The general focus is on the worst-case operation .
Example:
//计算count++被运行了多少次?
void fun()
{
int count = 0;
for (int i = 0; i < 100; i++)
{
count++;
}
printf("%d\n", count);
}After 100 cycles, it is O(1) according to the big O order rule.
//语句中count++;被执行多少次?
void func(int N)
{
int count = 0;
for(int i = 0; i < N; i++)
{
for (int j = 0; j < N; j++)
{
count++;
}
}
for (int k = 0; k < 2 * N; k++)
{
count++;
}
int M = 10;
while (M--)
{
count++;
}
printf("%d\n", count);
}The time complexity function is f(N) = N+2*N+10, which is expressed as: O(N^2) according to the big O order
//计算时间复杂度
void fun(int N, int M)
{
int count = 0;
for (int i = 0; i < M; i++)
{
count++;
}
for (int i = 0; i < N; i++)
{
count++;
}
printf("%d\n", count);
}If N and M are unknown, it can be expressed as O(N+M)
For the bubble function we know
void Bubble_sort(int* a, int n)
{
for (int end = n; end > 0; end--)
{
int exchange = 0;
for (int i = 1; i < end; i++)
{
if (a[i - 1] > a[i])
{
swap(&a[i], &a[i - 1]);
exchange = 1;
}
}
if (exchange == 0)
break;
}
}Worst case f(N) = (N-1)*N/2
Best case: f(N) = N
So the time complexity of bubbling is O(N^2)

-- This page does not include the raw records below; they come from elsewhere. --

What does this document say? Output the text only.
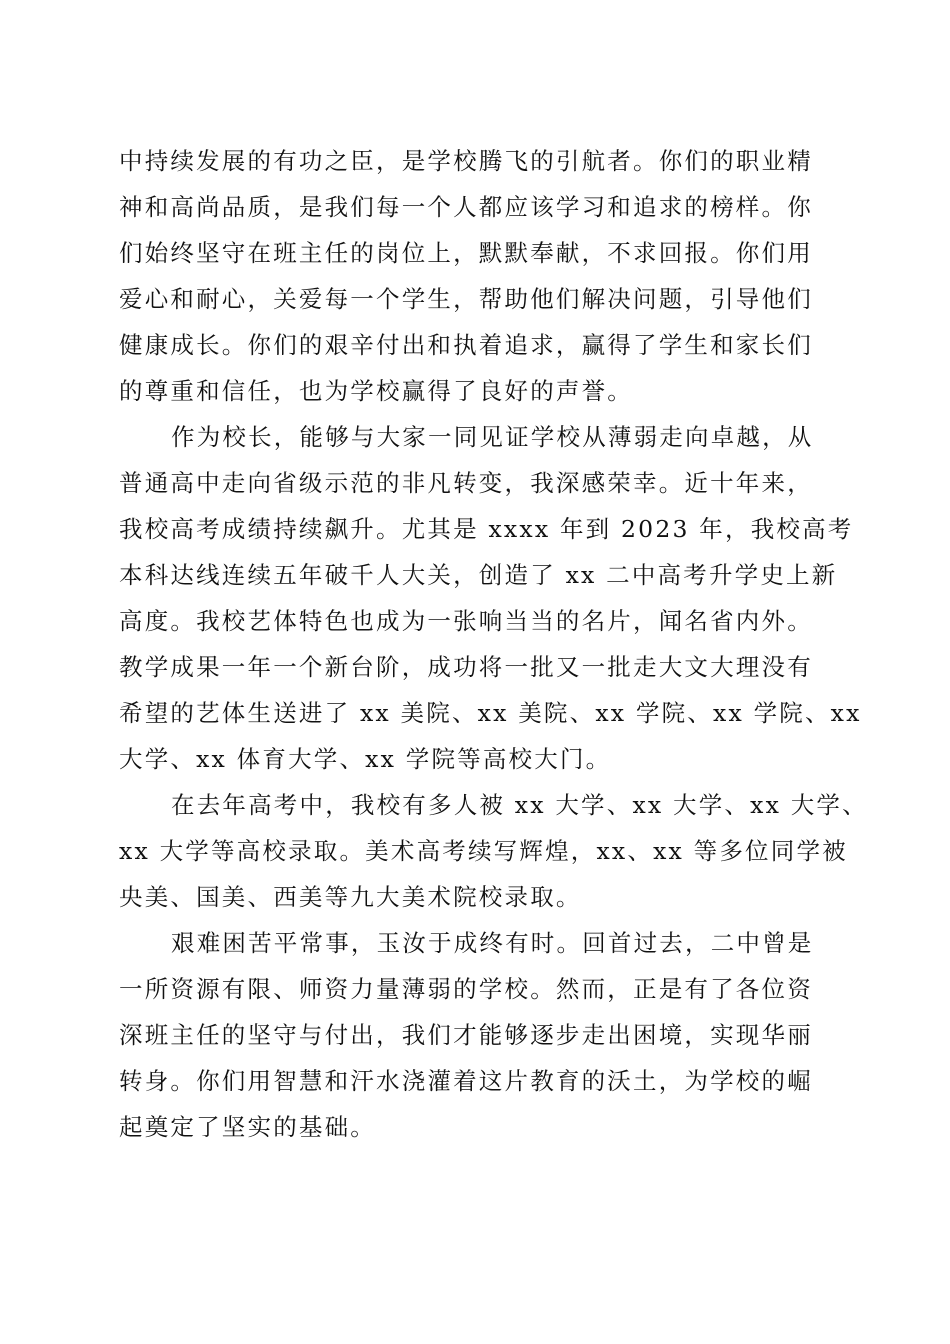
中持续发展的有功之臣，是学校腾飞的引航者。你们的职业精
神和高尚品质，是我们每一个人都应该学习和追求的榜样。你
们始终坚守在班主任的岗位上，默默奉献，不求回报。你们用
爱心和耐心，关爱每一个学生，帮助他们解决问题，引导他们
健康成长。你们的艰辛付出和执着追求，赢得了学生和家长们
的尊重和信任，也为学校赢得了良好的声誉。
作为校长，能够与大家一同见证学校从薄弱走向卓越，从
普通高中走向省级示范的非凡转变，我深感荣幸。近十年来，
我校高考成绩持续飙升。尤其是 xxxx 年到 2023 年，我校高考
本科达线连续五年破千人大关，创造了 xx 二中高考升学史上新
高度。我校艺体特色也成为一张响当当的名片，闻名省内外。
教学成果一年一个新台阶，成功将一批又一批走大文大理没有
希望的艺体生送进了 xx 美院、xx 美院、xx 学院、xx 学院、xx
大学、xx 体育大学、xx 学院等高校大门。
在去年高考中，我校有多人被 xx 大学、xx 大学、xx 大学、
xx 大学等高校录取。美术高考续写辉煌，xx、xx 等多位同学被
央美、国美、西美等九大美术院校录取。
艰难困苦平常事，玉汝于成终有时。回首过去，二中曾是
一所资源有限、师资力量薄弱的学校。然而，正是有了各位资
深班主任的坚守与付出，我们才能够逐步走出困境，实现华丽
转身。你们用智慧和汗水浇灌着这片教育的沃土，为学校的崛
起奠定了坚实的基础。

Dichotomous time complexity
int BinarySearch(int* a, int n, int x)
{
int begin = 0;
int end = n;
while (begin < end)
{
int mid = begin + ((end - begin) >> 1);
if (a[mid] < x)
begin = mid + 1;
else if (a[mid] > x)
{
end = mid;
}
else
return mid;
}
return -1;
}Best case: O(1)
Worst case: O(logN)
f(N) = N/2/2..../2 = 1; --> 2^x = N -->x = logN
Note: The time complexity will 
be written as logN
Advanced:
Recursive Algorithm Time Complexity Calculation
1) Each function call is O(1) , then it depends on the number of recursion .

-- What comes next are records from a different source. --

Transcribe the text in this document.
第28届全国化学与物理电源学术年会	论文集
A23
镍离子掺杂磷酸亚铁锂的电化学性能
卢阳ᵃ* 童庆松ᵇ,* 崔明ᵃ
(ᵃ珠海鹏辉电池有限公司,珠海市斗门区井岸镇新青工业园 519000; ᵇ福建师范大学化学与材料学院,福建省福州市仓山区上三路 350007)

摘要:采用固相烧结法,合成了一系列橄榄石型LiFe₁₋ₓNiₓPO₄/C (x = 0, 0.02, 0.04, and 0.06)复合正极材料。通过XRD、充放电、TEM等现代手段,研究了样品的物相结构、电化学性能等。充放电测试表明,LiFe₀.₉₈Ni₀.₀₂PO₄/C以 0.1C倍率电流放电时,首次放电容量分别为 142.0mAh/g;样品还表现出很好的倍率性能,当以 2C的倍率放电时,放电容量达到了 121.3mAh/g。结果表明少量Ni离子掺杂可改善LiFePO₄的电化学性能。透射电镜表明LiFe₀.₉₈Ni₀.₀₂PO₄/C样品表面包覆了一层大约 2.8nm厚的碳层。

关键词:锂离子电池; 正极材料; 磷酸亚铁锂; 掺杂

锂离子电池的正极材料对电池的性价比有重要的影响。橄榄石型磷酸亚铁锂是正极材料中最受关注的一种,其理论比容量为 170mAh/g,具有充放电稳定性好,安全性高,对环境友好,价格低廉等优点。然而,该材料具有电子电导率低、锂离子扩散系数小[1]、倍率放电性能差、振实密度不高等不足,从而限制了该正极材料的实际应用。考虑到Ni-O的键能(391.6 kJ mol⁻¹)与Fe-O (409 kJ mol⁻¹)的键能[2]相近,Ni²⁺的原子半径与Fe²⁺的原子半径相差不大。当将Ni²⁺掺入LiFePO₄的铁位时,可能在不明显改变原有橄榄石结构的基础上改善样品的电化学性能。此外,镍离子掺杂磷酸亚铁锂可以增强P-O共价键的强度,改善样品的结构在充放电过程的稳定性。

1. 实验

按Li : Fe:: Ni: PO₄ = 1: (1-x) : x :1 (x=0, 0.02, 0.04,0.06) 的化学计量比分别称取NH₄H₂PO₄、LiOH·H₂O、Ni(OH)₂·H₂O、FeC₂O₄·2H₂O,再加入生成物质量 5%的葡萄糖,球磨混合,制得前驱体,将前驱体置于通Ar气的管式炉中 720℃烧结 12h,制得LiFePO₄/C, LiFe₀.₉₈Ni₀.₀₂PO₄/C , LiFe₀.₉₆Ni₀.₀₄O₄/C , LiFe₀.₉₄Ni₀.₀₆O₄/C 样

2) Each function call is not O(1) , then it depends on the accumulation of the number of recursive calls.
Example:
int fun(int N)
{
if (N == 0)
return 1;
return N * fun(N - 1);
}The time complexity is O(N)
The first time: N*fun(N-1)
Second time: (N-1)*fun(N-2)
……
N-1th 1*fun(0)
Nth time: 1
This is the first case, just look at the number of recursion.
int fun(int N)
{
if (N == 0)
{
return 1;
}
for (int i = 0; i < N; i++)
{
printf("%d\n", i);
}
printf("\n");
return fun(N - 1) * N;
}The first recursion: execute the loop N times
Second recursion: execute the loop N-1 times
……
N-1th time: execute the loop 2 times
Nth time: Execute the loop 1 time
Summation shows that f(N) = N+N-1+N-2+…+1 = N*(N+1)/2 ~ N^2
This is the second case
Calculate the time complexity of the recursive writing of the Fibonacci sequence
int fun(int N)
{
if (N < 3)
return 1;
return fun(N - 1) + fun(N - 2);
}
The time complexity is O(2^N)
calculation process:
Start statement: fun(N)
The first time: fun(N-1) + fun(N-2)
Second: fun (N-2) + fun (N-3) + fun (N-3) + fun (N-4)
……
It is known that:
Each call is made twice, recursively looping N times
f(N) = 1+2+4+……+2^(N-2) ~ 2^N
Xiaobai, please correct me if I make a mistake.